Hutton spent much of his time as magistrate and Deputy Commissioner, visiting almost all the Naga groups in India, and becoming (in the words of Henry Balfour, the first Curator of the Pitt Rivers): 'The greatest authority on the Naga Hills in general'. Hutton himself explained how his career fed his anthropological work: 'The account of the Semas given in this book* has been compiled at Mokochung and Kohima in the Naga Hills during an eight years' acquaintance with them, during which I have learnt to speak the language fairly fluently and have been brought into contact with the life of the individual, the family and the community ... there is hardly any point of tribal custom which is not sooner or later somehow drawn into one of the innumerable disputes which the local officer in the Naga Hills is called upon to settle ...'
His time in the Naga Hills not only provided him with material for two seminal ethnographic publications, but also led to one of the largest, most colourful collections of artefacts in the Museum. Hutton became a close friend of Balfour, and gave a total of 3564 objects, of which 2783 came from the Naga Hills, to the Pitt Rivers. The collection includes weapons, bowls, figures, textiles, clothing and ornaments, and it is complimented by an equally comprehensive Naga collection from his colleague and friend James Philip Mills.

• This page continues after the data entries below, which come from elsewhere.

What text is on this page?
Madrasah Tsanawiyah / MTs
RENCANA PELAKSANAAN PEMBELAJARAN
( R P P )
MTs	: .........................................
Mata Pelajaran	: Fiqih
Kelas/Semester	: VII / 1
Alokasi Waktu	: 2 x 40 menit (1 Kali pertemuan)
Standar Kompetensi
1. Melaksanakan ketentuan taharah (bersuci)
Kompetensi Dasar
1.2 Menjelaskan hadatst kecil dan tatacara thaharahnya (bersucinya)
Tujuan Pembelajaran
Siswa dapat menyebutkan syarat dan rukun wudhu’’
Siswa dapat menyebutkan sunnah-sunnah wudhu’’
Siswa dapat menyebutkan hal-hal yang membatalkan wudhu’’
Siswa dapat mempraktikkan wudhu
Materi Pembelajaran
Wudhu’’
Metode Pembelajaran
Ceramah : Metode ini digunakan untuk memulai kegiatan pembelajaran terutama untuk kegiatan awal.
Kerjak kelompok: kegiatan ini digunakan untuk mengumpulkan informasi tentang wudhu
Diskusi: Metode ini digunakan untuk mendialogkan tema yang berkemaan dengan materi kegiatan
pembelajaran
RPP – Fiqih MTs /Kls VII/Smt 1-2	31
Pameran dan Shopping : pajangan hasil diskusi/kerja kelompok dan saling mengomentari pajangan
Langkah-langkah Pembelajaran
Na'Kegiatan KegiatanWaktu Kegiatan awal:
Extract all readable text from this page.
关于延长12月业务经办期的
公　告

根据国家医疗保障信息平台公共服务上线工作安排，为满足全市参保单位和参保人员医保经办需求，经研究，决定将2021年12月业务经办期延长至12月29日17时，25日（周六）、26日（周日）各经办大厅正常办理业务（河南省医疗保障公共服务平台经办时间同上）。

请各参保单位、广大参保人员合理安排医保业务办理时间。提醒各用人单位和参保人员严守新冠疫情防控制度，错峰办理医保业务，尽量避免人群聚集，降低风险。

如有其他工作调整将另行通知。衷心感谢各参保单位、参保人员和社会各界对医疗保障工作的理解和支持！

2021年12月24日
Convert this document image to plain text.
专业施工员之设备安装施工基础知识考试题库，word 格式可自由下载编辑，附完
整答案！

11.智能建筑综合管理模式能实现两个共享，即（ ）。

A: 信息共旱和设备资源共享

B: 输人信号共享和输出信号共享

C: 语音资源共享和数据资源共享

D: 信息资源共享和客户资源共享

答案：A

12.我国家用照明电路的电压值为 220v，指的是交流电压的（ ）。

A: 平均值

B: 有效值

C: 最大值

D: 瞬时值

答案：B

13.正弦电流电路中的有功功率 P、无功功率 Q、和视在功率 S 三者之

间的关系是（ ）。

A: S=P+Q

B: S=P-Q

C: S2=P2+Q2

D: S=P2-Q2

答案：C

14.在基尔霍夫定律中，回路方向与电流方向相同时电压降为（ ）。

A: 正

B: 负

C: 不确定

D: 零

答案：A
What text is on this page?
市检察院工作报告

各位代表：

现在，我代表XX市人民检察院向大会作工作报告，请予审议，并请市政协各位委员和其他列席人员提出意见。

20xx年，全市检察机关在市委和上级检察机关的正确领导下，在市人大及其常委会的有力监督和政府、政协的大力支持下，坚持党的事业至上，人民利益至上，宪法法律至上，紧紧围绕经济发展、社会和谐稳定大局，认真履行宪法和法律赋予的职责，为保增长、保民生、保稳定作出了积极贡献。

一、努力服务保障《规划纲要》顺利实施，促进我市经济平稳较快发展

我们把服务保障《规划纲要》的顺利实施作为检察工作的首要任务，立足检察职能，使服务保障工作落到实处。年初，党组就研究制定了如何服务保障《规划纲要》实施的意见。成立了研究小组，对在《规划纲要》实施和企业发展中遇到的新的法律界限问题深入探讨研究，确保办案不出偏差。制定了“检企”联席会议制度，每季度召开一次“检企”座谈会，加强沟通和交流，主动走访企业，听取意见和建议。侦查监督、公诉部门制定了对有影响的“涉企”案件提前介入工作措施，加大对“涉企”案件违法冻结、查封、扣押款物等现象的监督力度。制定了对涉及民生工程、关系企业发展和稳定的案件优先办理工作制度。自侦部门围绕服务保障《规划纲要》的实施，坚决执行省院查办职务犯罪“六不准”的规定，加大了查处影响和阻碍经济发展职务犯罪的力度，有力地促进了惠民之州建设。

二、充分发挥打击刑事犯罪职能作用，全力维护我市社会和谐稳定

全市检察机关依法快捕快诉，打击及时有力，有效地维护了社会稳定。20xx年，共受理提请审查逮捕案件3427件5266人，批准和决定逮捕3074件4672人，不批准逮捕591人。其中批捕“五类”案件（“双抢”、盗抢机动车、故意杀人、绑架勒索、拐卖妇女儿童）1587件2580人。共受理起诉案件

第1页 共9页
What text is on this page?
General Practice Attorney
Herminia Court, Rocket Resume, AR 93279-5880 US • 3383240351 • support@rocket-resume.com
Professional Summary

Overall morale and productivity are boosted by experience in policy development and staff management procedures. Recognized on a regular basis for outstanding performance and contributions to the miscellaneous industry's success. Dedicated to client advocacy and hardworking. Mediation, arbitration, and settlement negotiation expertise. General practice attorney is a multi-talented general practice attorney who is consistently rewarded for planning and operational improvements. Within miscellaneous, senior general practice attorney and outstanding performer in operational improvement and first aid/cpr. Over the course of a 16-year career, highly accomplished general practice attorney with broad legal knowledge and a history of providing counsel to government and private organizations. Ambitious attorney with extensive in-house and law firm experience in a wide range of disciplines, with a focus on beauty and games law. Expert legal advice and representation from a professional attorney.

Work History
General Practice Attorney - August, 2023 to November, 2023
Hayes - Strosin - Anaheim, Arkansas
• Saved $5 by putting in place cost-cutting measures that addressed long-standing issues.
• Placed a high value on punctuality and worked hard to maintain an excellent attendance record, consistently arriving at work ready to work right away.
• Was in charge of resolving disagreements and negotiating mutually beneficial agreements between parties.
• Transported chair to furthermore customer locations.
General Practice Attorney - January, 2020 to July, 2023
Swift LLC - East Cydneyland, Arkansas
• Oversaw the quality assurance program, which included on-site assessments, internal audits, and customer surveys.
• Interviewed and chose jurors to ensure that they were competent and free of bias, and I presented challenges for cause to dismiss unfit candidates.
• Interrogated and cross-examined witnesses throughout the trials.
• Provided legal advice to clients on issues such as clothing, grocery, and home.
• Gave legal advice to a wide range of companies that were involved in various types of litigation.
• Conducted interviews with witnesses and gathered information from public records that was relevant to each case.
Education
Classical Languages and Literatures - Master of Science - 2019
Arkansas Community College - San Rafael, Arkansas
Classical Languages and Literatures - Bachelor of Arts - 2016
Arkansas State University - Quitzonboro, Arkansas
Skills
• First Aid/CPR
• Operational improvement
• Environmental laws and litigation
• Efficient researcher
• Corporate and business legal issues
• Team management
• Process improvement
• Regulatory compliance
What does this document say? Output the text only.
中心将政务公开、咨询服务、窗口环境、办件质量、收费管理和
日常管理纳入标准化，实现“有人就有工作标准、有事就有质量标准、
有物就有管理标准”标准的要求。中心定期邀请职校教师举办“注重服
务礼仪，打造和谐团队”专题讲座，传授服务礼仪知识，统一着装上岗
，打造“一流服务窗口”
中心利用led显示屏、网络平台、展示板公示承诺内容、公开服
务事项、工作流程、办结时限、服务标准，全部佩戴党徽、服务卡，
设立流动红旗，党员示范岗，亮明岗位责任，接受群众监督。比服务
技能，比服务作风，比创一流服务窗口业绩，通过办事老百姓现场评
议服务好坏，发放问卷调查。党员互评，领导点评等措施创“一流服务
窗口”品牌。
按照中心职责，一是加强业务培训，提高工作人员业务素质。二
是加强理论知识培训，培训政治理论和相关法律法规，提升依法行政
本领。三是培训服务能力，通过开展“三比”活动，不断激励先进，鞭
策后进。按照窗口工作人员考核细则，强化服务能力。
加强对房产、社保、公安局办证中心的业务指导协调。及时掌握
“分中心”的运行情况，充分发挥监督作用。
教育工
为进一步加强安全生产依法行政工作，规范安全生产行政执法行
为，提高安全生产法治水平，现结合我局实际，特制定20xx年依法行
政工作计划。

Bamboo Drinking Vessel from Phom, Naga Hills donated by Hutton
(Detail and enhancement of 1923.85.575, copyright PRM)
Mills gave an account of one of the tours he made with Hutton: 'In a village which ... Hutton and I were the first to visit we noticed in a house a great padded helmet and a heavy single-stick with a guard ready to hand by the owner's bed. We were told that they were for use in inter-clan fights which were apt to flare up very suddenly and had to be settled without use of weapons likely to cause bloodshed ... what a wonderful starting point is this information, which we should probably have never got by a direct question on clan relationships ...The information is with the helmet and single-stick in the Pitt Rivers Museum , where many other labels of this type provide valuable clues for social anthropologists ...*'
In 1967 Hutton wrote that he hoped that his book The Angami Nagas *contributed 'to the knowledge of a people in whose delightful company I passed what were probably the happiest years I had known since I left childhood ...'
* Hutton's The Sema Nagas was published in 1921 by Macmillan; and The Angami Nagas, also published by Macmillan in the same year, was reprinted in 1969. Mills' account appears in his article Anthropology as Hobby in the Journal of the Royal Institute of Anthropology, Vol 3 No. 1 (Jan - June 1952). The helmet and single-stick referred to by Mills are probably under accession numbers 1934.82.98 and 99.